Consider that anecdote – that playing multiple positions kept a player in a Division I college lineup, not vice-versa – the next time you hear that an 8U player is narrowing his or her focus.

The best players today will be the best players tomorrow

“Definitely not the truth,” says Rausch. “Especially in the old system of full-ice. It’s not the case. At the youngest age groups, before puberty, the ones who have the most success are typically the ones who mature earliest – the bigger and faster players. The 8-eight-year-old who is a little ahead maturity-wise, of course they’re going to be successful, especially with all the extra space that was out there. 

Players will develop on different timelines, and not being the best player on a team is no reason to think about doing something else if an 8U player is having fun. 

“Yeah, again, it comes down to long-term athlete development,” Rausch says. “The best 8-year-olds are not necessarily the best 18-year-olds. The worst 8-year-old could be the best 18-year-old. Part of it comes down to what passion you’re instilling in a player. There might be an 8-year-old who is the best player in the country – but, if by the time he or she is 14 and finds an interest other than hockey, it doesn’t matter. You don’t get to be a world-class player in any sport if you don’t love the game.”

You won’t get better at hockey by playing other sports

“There are people who think that, and they couldn’t be more wrong,” says Rausch. “Playing multiple sports gives kids the chance to pick and choose different sports, to use different muscles and experience different things. Show me a kid who is specializing by 8-years-old and I’ll show you a kid who will probably have a significant injury by the time they’re 16. Overuse is the biggest part of it, but the other part is that they don’t get to experience different things.”

Hockey is hard, and seasons are long. Focusing on one sport for so long can limit overall athleticism.

“Playing other sports, like baseball or soccer or basketball or lacrosse, you’re cross-training, keeping your muscles fresh, doing different things and learning how to balance,” Rausch says. “It’s the physical literacy part of it.

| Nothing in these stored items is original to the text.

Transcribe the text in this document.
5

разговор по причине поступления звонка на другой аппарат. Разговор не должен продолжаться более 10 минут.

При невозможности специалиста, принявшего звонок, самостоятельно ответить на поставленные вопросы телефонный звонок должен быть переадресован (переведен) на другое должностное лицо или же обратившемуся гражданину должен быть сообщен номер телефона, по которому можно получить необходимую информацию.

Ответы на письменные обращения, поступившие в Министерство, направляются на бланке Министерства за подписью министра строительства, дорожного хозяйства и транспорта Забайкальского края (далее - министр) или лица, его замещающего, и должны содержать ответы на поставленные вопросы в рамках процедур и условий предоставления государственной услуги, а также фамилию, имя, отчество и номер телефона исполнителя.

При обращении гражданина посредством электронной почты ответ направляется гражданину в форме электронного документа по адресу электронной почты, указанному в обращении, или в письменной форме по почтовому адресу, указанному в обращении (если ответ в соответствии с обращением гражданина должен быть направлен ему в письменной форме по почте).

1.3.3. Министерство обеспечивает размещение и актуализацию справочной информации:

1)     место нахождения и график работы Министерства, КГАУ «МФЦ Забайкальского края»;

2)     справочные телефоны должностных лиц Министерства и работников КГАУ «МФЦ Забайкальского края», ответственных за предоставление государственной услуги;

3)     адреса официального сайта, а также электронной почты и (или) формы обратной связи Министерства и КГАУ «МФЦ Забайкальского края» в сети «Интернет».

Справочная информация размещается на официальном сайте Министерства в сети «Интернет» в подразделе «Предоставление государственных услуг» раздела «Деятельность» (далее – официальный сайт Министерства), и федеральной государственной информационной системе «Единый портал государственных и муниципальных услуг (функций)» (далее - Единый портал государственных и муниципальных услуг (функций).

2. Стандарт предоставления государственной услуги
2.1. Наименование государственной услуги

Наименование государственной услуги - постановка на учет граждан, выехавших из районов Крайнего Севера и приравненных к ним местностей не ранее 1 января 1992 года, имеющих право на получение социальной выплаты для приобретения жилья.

Rake a 14- or 15- or 16-year-old hockey player now and they can’t do a cartwheel or handstand or somersault. Eventually, kids who can do those things and have that innate athletic ability, might end up passing them. It’s great to be the best 13-year-old, but isn’t it better to be the best 23- or 24- or 25-year-old and play in the National Hockey League?” 

If you can’t score yet, you’re going nowhere

“It’s obviously not a bad thing,” says Rausch of goal-scoring phenoms at 8U. “I’d rather have a kid who likes to score and wants to score a lot of goals. But because he or she doesn’t score a lot at 8U doesn’t mean it’s the end of the world. You might be the worst 8-year-old hockey player because you might have just started. Fast-forward seven years and that same 8-year-old might have flipped spots.”

We need a power play.

You don’t need a power play. You probably don’t even need an 8U player to have heard of a power play.

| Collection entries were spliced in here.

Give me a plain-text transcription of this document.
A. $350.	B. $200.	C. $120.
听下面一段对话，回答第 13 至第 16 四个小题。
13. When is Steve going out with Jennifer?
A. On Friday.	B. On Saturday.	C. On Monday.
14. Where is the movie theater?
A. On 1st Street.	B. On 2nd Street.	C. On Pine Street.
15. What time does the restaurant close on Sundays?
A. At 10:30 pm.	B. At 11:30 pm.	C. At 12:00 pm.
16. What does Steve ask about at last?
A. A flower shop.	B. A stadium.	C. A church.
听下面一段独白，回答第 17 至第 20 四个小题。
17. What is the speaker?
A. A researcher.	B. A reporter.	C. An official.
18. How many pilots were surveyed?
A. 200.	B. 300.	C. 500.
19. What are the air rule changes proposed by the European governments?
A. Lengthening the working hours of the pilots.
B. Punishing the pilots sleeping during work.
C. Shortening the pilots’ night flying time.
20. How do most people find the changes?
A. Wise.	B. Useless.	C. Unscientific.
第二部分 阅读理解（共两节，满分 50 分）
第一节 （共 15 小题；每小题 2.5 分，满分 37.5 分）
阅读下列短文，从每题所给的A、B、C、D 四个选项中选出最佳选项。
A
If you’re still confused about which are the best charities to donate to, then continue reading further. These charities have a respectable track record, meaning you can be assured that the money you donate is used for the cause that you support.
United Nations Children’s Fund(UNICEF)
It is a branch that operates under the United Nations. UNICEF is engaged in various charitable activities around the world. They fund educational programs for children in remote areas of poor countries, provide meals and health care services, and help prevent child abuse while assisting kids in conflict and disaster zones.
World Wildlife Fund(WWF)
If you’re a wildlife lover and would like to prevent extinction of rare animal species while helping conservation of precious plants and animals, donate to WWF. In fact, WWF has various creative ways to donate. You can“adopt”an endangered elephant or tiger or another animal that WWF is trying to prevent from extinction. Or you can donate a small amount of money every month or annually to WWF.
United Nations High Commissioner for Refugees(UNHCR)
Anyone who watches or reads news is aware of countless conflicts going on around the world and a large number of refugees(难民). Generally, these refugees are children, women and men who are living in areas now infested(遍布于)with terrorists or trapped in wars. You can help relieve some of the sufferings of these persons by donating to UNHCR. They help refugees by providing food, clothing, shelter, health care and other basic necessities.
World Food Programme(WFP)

“The real fact of the matter is 8-year-olds can’t quite process spatial awareness yet,” says Rausch. “Sports science will tell you. Child development will tell you. Child psychology will tell you. Sports and spatial awareness in most kids doesn’t really start happening until 11 or 12 or 13 or 14. You watch any sport that has played at the 8, whether it be basketball or football or hockey, you see the beehive mentality. You get a group of players around the ball. That’s normal.”

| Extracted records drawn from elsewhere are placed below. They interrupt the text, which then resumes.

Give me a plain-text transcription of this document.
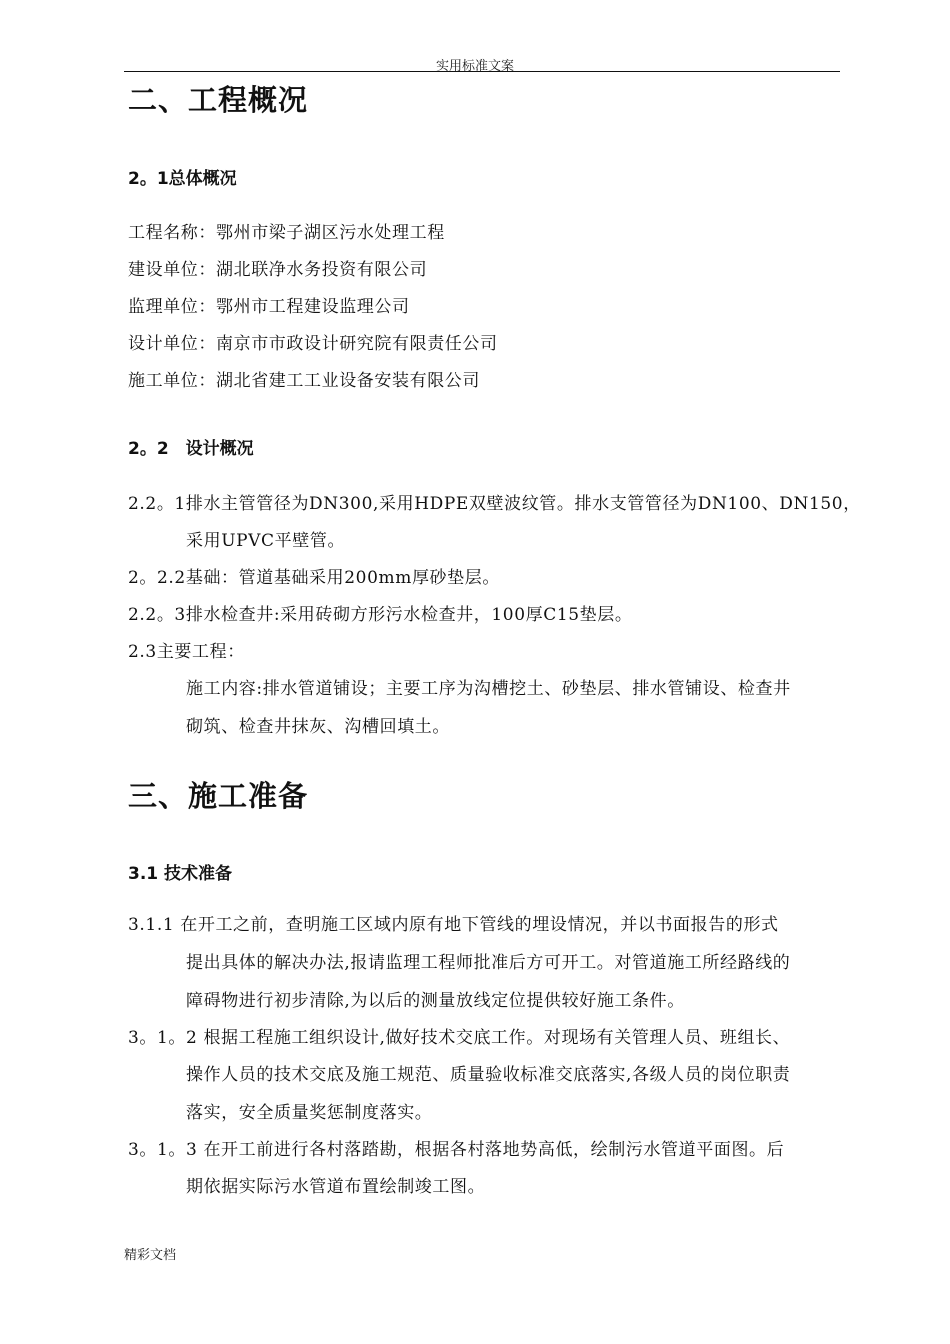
实用标准文案
二、工程概况
2。1总体概况
工程名称：鄂州市梁子湖区污水处理工程
建设单位：湖北联净水务投资有限公司
监理单位：鄂州市工程建设监理公司
设计单位：南京市市政设计研究院有限责任公司
施工单位：湖北省建工工业设备安装有限公司
2。2　设计概况
2.2。1排水主管管径为DN300,采用HDPE双壁波纹管。排水支管管径为DN100、DN150，
采用UPVC平壁管。
2。2.2基础：管道基础采用200mm厚砂垫层。
2.2。3排水检查井:采用砖砌方形污水检查井，100厚C15垫层。
2.3主要工程：
施工内容:排水管道铺设；主要工序为沟槽挖土、砂垫层、排水管铺设、检查井
砌筑、检查井抹灰、沟槽回填土。
三、施工准备
3.1 技术准备
3.1.1 在开工之前，查明施工区域内原有地下管线的埋设情况，并以书面报告的形式
提出具体的解决办法,报请监理工程师批准后方可开工。对管道施工所经路线的
障碍物进行初步清除,为以后的测量放线定位提供较好施工条件。
3。1。2 根据工程施工组织设计,做好技术交底工作。对现场有关管理人员、班组长、
操作人员的技术交底及施工规范、质量验收标准交底落实,各级人员的岗位职责
落实，安全质量奖惩制度落实。
3。1。3 在开工前进行各村落踏勘，根据各村落地势高低，绘制污水管道平面图。后
期依据实际污水管道布置绘制竣工图。
精彩文档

And that big knot of players, often playing in front of parents reminding them to spread out, is also not a bad thing at 8U.

“It’s actually a good thing because we want players to want to be around the ball or the puck,” Rausch says. “They want to be involved. They don’t have the capacity to say, ‘It went out there, so I should do this.’ That’s why we don’t teach algebra or calculus to children. We teach them how to add or subtract, then multiply, then divide and move on to more complex things. It’s absurd what people will allow in athletics and not in an academic setting. Imagine a teacher telling a math class that, for the last five minutes, my three worst students are going to go sit in the hallway.”